J'ai vraiment la nausée depuis quelques jours. Une nausée profonde, pire qu'une gueule de bois, après avoir pris conscience de l'ampleur du désastre que nos dirigeants européens ont fait subir à un membre de la famille européenne, le Grèce.
Et pas n'importe quel membre de la famille. Nos racines se trouvent dans ce pays extraordinaire. L'étymologie nous apprend que dans un hymne à Apollon datant d’environ 700 avant notre ère, Eurôpè représente le simple littoral occidental de l’Égée. Le terme est devenu un prénom féminin, et tout le monde connaît l'histoire de la fameuse princesse Europe enlevée par Zeus déguisé en taureau.
La Grèce, c'est notre berceau commun, notre maison d'enfance. C'est là que réside Europe, notre mère commune.
L'entêtement absurde de nos dirigeants européens, ces puissants qui ne possèdent que certitudes et coups de menton, à vouloir obtenir de la Grèce quelque chose qui est insoutenable est dénoncé par tous les grands économistes internationaux. Est-il nécessaire de rappeler les déclarations de Paul Krugman, Joseph Stiglitz, Thomas Piketty ? Faut-il rappeler les articles parus dans des journaux économiques comme La Tribune (qui n'est pas un journal de gauche) ? Même le FMI, qui porte pourtant une lourde responsabilité dans la situation grecque, insiste sur le caractère insoutenable de la dette grecque, qui va continuer à croître, du fait même de l'absurdité du programme imposé la semaine dernière.
On pourrait parler de suicide collectif, mais je ne suis pas certain que la prise de conscience soit assez avancée à ce stade chez les responsables politiques de tous bords, qui n'ont comme seule et unique vision leurs petits égoïsmes nationaux.
Non, ce qui s'est passé à Bruxelles, c'est un viol collectif, avec une conséquence incroyable, qui est que la victime, la Grèce violée, accepte par dessus le marché, emprisonnée par une culpabilisation qui a joué à plein, de voter le plan qui pourtant va la rapprocher encore davantage vers le précipice.
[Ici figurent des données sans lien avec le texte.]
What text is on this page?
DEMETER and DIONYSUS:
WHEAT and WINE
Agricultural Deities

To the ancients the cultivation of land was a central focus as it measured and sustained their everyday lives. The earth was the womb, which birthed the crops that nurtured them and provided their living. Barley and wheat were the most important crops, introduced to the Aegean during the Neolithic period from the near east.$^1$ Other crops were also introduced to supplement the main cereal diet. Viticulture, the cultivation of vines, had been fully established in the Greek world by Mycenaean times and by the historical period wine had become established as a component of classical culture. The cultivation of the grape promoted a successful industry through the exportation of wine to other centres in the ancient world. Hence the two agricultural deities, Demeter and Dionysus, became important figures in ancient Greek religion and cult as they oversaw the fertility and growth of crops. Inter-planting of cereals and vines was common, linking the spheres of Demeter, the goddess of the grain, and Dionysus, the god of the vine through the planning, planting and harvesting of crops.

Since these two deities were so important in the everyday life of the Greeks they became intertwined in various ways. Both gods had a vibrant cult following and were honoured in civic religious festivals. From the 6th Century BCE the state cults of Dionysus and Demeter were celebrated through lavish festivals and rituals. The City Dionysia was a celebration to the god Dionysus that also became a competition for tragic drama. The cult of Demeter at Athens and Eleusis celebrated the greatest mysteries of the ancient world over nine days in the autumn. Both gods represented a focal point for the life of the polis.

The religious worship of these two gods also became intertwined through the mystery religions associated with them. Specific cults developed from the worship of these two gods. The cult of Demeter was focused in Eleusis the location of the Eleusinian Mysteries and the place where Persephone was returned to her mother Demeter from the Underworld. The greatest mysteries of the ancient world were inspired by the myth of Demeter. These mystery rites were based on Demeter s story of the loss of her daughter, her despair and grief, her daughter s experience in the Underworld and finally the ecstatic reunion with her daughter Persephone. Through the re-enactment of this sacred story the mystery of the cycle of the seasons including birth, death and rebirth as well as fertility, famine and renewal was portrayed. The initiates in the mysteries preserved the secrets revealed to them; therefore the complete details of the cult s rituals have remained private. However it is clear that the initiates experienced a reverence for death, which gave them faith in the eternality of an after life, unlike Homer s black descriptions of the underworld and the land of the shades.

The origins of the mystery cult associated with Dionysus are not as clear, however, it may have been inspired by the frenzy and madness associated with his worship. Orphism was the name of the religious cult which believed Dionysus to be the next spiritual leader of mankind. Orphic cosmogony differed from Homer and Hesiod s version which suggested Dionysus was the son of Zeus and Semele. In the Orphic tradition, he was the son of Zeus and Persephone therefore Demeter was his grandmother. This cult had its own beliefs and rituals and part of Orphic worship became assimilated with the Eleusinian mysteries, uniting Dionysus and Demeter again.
Le courageux Alexis Tsipras a pourtant reconnu qu'il ne croyait pas à ce plan, mais a sans doute commis l'erreur de penser que le maintien à tout prix dans la zone Euro valait cette violence et cette humiliation. 38 députés de Syriza ont tenu bon, à l'instar de nos 80 députés courageux qui en juin 1940 refusèrent de voter les pleins pouvoirs à Pétain. Mais à quoi bon, le plan est adopté, les mesures d'austérité complètement folles vont continuer à précipiter ce pays vers une récession, qui interdira à son tour toute solution constructive à moyen et long terme. Un cercle vicieux fabuleusement ficelé.
Je parle à dessein de viol collectif. C'est fort, mais c'est cette sensation qui prévaut, car les 18 autres ministres des finances n'ont pas simplement construit un plan d'aide absurde sur le plan économique, ils ont refusé de débattre des propositions grecques. Ils ont refusé de considérer l'un des leurs comme un égal. Ils ont exercé un chantage insensé. Ils se sont montrés humiliants et brutaux. Ils ont symboliquement violé l'un des leurs, de façon collective, sans que personne ne fasse cesser ce crime. Ah, oui, François Hollande a le beau rôle, il est intervenu, pour émettre une synthèse aboutissant à l'absence de matricide sur le sol belge. Mais la tentative de matricide était bien dans la tête et l'esprit de certains, dont le sinistre Schäuble, qui a réussi à montrer de l'Allemagne un visage que plus personne ne pensait et ne voulait voir...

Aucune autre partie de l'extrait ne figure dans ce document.